Reporters for the Washington Post interviewed workers at a Trump hotel construction site not far from the White House in downtown Washington, and found the workforce predominately consisting of immigrants from Mexico and Central America.
Some of the workers had choice comments about their billionaire employer-once-removed (Trump’s construction project uses labor subcontracted through another company).
Ramon Alvarez, 48, a window-framer originally from El Salvador, asked, “Do you think that when we’re hanging out there from the eighth floor that we’re raping or selling drugs? We’re risking our lives and our health. A lot of the chemicals we deal with are toxic.”
David Montoya, another Salvadoran immigrant, drives a truck at the construction site. The 28-year-old arrived in the United States at the age of 10, and has built a life based on hard work, with three US-born children and a home he and his wife purchased in the suburb of Silver Spring, Maryland. Reacting to Trump’s slurs against immigrant workers, he told the Post, “Actually, we’re more American than him.”
These sentiments are in sharp contrast to the obvious reluctance of Republican politicians to condemn Trump’s comments or the anti-immigrant prejudices he gives voice to.
Most recently, Wyoming billionaire Foster Friess, who more or less single-handedly financed the presidential campaign of former Pennsylvania senator Rick Santorum in 2012, sent a letter to Republican National Committee Chairman Reince Priebus warning against any effort to pile on Trump or ostracize him. He called for Republican candidates to stay on the “civility reservation.”
Friess claimed he had the support of Las Vegas casino billionaire Sheldon Adelson, who financed Newt Gingrich’s 2012 campaign, and Todd Rickets, co-owner of the Chicago Cubs baseball team and a leading financial backer of Wisconsin Governor Scott Walker in 2016.
The Associated Press reported that former Arkansas Governor Mike Huckabee has responded favorably to the appeal from Friess, expressing his “hope that we don’t commit fratricide again as a party.”
Two leading right-wing publications sounded the same note in relation to Trump, with the Weekly Standard ’s William Kristol describing his comments as “crude and reprehensible” but appealing to a “genuine concern about illegal immigrants.”
Rich Lowry of National Review wrote that Trump’s comments “did more to insult than to illuminate, yet there was a kernel in them that hit on an important truth that typical politicians either don’t know or simply fear to speak.”

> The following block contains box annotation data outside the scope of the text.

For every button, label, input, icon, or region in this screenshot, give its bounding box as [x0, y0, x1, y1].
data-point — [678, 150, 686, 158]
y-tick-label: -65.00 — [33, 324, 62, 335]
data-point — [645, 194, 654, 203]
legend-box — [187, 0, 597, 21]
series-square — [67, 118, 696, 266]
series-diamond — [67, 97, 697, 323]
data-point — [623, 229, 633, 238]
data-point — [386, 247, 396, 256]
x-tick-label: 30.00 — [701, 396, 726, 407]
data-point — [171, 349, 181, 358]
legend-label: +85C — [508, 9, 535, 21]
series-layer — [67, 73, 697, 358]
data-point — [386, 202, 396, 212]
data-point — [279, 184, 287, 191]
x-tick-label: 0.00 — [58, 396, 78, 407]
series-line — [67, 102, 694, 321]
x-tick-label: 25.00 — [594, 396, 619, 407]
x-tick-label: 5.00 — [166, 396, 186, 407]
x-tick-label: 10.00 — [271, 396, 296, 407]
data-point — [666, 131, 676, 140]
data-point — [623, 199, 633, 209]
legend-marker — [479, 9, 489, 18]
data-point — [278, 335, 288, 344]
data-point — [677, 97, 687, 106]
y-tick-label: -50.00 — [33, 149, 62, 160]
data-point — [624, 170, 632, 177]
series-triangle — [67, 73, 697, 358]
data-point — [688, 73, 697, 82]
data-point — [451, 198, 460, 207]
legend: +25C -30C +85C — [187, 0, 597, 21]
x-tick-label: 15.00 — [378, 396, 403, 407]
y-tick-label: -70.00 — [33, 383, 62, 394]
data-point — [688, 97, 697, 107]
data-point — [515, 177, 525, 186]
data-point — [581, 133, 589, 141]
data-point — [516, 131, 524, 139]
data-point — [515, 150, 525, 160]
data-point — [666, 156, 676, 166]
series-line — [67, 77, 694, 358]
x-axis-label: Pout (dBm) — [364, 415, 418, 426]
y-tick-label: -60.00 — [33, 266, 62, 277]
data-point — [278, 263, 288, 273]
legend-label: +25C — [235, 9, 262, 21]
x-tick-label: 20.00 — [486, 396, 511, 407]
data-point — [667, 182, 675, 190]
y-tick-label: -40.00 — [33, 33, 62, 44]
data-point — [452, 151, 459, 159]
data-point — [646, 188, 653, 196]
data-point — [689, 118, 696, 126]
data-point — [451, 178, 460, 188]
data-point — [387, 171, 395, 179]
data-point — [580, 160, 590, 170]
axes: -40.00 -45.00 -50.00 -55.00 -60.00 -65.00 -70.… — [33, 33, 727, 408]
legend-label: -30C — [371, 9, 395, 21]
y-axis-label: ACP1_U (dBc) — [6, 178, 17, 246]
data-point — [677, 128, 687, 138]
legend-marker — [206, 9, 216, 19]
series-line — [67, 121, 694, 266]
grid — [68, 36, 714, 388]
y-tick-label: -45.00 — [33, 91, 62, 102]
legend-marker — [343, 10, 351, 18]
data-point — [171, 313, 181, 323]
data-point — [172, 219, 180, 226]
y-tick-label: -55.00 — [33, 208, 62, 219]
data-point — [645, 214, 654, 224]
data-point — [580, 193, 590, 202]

He continued: “Trump’s rant on immigration is closer to reality than the gauzy clichés of the immigration romantics unwilling to acknowledge that there might be an issue welcoming large numbers of high school dropouts into a 21st century economy. If we don’t want to add to the ranks of the poor, the uninsured and the welfare dependent, we should have fewer low-skilled immigrants—assuming saying that is not yet officially considered a hate crime.”
Lowry is simply articulating in more sophisticated language precisely what Trump does more crudely and provocatively: deliberately instigating fear and hatred of immigrants in order to divide the working class and pit American-born workers against their foreign-born sisters and brothers.
There is a division of labor here, similar to that in the Jim Crow South, when the Ku Klux Klan fomented racism in the crudest terms, while the White Citizens Councils performed the same task with greater respectability, using the language of the Chamber of Commerce rather than the gutter.